Selected program performance measures and actual performance:
- The annual Food Stamp benefit issuance error rate will be less than the national average. Actual Food Stamp benefit issuance error rate:
- FFY 2001: 5.96% (national average 8.66%)
- FFY 2002: 6.14% (national average 8.26%)
- FFY 2003: 4.85% (national average 6.64%)
- All families who apply and are eligible for Child Care Assistance will receive a benefit. Actual percentage of families who applied and demonstrated eligibility for Child Care Assistance who received benefits:
- SFY 2002: 100% (monthly average of 2,910 cases)
- SFY 2003: 100% (monthly average of 3,081 cases)
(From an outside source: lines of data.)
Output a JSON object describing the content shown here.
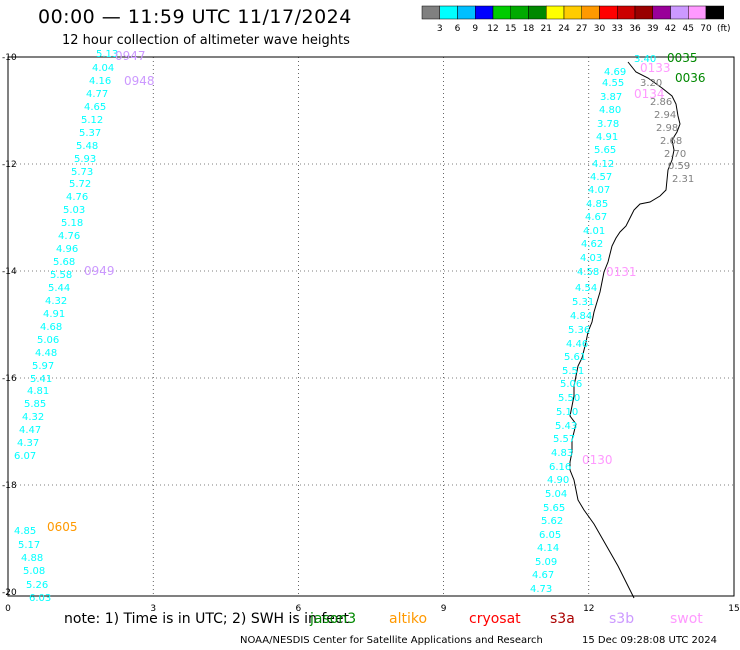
{
  "title": "00:00 — 11:59 UTC 11/17/2024",
  "subtitle": "12 hour collection of altimeter wave heights",
  "colorbar": {
    "colors": [
      "#808080",
      "#00ffff",
      "#00bfff",
      "#0000ff",
      "#00cc00",
      "#00aa00",
      "#008800",
      "#ffff00",
      "#ffcc00",
      "#ff9900",
      "#ff0000",
      "#cc0000",
      "#990000",
      "#990099",
      "#cc99ff",
      "#ff99ff",
      "#000000"
    ],
    "labels": [
      "3",
      "6",
      "9",
      "12",
      "15",
      "18",
      "21",
      "24",
      "27",
      "30",
      "33",
      "36",
      "39",
      "42",
      "45",
      "70",
      "(ft)"
    ]
  },
  "axes": {
    "x_ticks": [
      "0",
      "3",
      "6",
      "9",
      "12",
      "15"
    ],
    "y_ticks": [
      "-10",
      "-12",
      "-14",
      "-16",
      "-18",
      "-20"
    ]
  },
  "legend": {
    "note": "note: 1) Time is in UTC; 2) SWH is in feet",
    "missions": [
      {
        "name": "jason3",
        "color": "#008800"
      },
      {
        "name": "altiko",
        "color": "#ff9900"
      },
      {
        "name": "cryosat",
        "color": "#ff0000"
      },
      {
        "name": "s3a",
        "color": "#aa0000"
      },
      {
        "name": "s3b",
        "color": "#cc99ff"
      },
      {
        "name": "swot",
        "color": "#ff99ff"
      }
    ]
  },
  "footer": {
    "credit": "NOAA/NESDIS Center for Satellite Applications and Research",
    "timestamp": "15 Dec 09:28:08 UTC 2024"
  },
  "time_labels": [
    {
      "text": "0947",
      "color": "#cc99ff"
    },
    {
      "text": "0948",
      "color": "#cc99ff"
    },
    {
      "text": "0949",
      "color": "#cc99ff"
    },
    {
      "text": "0605",
      "color": "#ff9900"
    },
    {
      "text": "0035",
      "color": "#008800"
    },
    {
      "text": "0036",
      "color": "#008800"
    },
    {
      "text": "0133",
      "color": "#ff99ff"
    },
    {
      "text": "0134",
      "color": "#ff99ff"
    },
    {
      "text": "0131",
      "color": "#ff99ff"
    },
    {
      "text": "0130",
      "color": "#ff99ff"
    }
  ],
  "tracks": [
    {
      "color": "#00ffff",
      "values": [
        "5.13",
        "4.04",
        "4.16",
        "4.77",
        "4.65",
        "5.12",
        "5.37",
        "5.48",
        "5.93",
        "5.73",
        "5.72",
        "4.76",
        "5.03",
        "5.18",
        "4.76",
        "4.96",
        "5.68",
        "5.58",
        "5.44",
        "4.32",
        "4.91",
        "4.68",
        "5.06",
        "4.48",
        "5.97",
        "5.41",
        "4.81",
        "5.85",
        "4.32",
        "4.47",
        "4.37",
        "6.07"
      ]
    },
    {
      "color": "#00ffff",
      "values": [
        "4.85",
        "5.17",
        "4.88",
        "5.08",
        "5.26",
        "6.03"
      ]
    },
    {
      "color": "#00ffff",
      "values": [
        "3.40",
        "4.69",
        "4.55",
        "3.87",
        "4.80",
        "3.78",
        "4.91",
        "5.65",
        "4.12",
        "4.57",
        "4.07",
        "4.85",
        "4.67",
        "4.01",
        "4.62",
        "4.03",
        "4.58",
        "4.54",
        "5.31",
        "4.84",
        "5.36",
        "4.46",
        "5.61",
        "5.51",
        "5.06",
        "5.50",
        "5.10",
        "5.43",
        "5.57",
        "4.83",
        "6.16",
        "4.90",
        "5.04",
        "5.65",
        "5.62",
        "6.05",
        "4.14",
        "5.09",
        "4.67",
        "4.73"
      ]
    },
    {
      "color": "#808080",
      "values": [
        "3.20",
        "2.86",
        "2.94",
        "2.98",
        "2.68",
        "2.70",
        "0.59",
        "2.31"
      ]
    }
  ]
}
- SFY 2004: 100% (monthly average of 3,016 cases)
- 80% of System Support calls/letters will be resolved within one working day. Actual Percentage of System Support calls/letters resolved within one working day.
- SFY 2002: 96%
- SFY 2003: 94%
- SFY 2004: 95%
- $1,500,000 per year will be collected directly or under DHS supervision from estates of deceased Medicaid recipients and spouses of deceased recipients. Actual amount of Medicaid claims collected from decedent's estates:
- SFY 2002: $1,743,802
- SFY 2003: $1,774,067
- SFY 2004: $1,901,546
Overview of budget changes:
|2003-2005 Budget||2005-2007 Request||Increase / Decrease|
- The salary costs total $4.2 million, an increase of $317,646 over the current biennium, and comprise approximately 2% of the budget request for this area. The level of funding provided funds 41.8 FTE, the same FTE level as was funded in the 2003-05 biennium. The health insurance and compensation package adjustment included in the Governor's pay plan added $258,732 to the salaries line item. Of that amount $116,832 was from the general fund and $141,900 was federal funds. Temporary and overtime account for $22,943, and the remaining balance provides for the continuation of salaries and benefits for the existing staff.
- The $1,542,087 increase in operating expenses is comprised of a general fund increase of $658,164 and a federal and other funds increase of $883,923. Of the $1.54 million increase, $1.23 million is for the Payment Error Rate Measurement (PERM) reviews of Medicaid and Healthy Steps payments, required by federal law to be implemented effective October 1, 2005. The PERM reviews project was included in the Governor's budget recommendation. That $1.23 million is funded with $615,000 from the general fund and $615,000 from federal funds. The remaining increase in requested operating expenses of $312,087 is mainly attributable to increases in purchased services, and is funded with $43,164 from the general fund, and $268,923 from federal and other funds.
The $11.6 million in operating costs consists primarily of funding for contracts, including $7.7 million for the JOBS programs (TANF work requirements anticipating the reauthorization by Congress of TANF); $1.6 million for Electronic Benefit Transfer (EBT) issuance costs in the Food Stamp program; $.6 million for Employment and Training contracts for the Food Stamp program; and $1.23 million for the (PERM) reviews.
- The total of all grants reflects an increased overall request of $15.7 million. However, included in the total are Food Stamp increases of $20.3 million and Energy Assistance increases of $5.5 million, all in federal funds. Declines in TANF and Child Care Assistance requests reduce the total.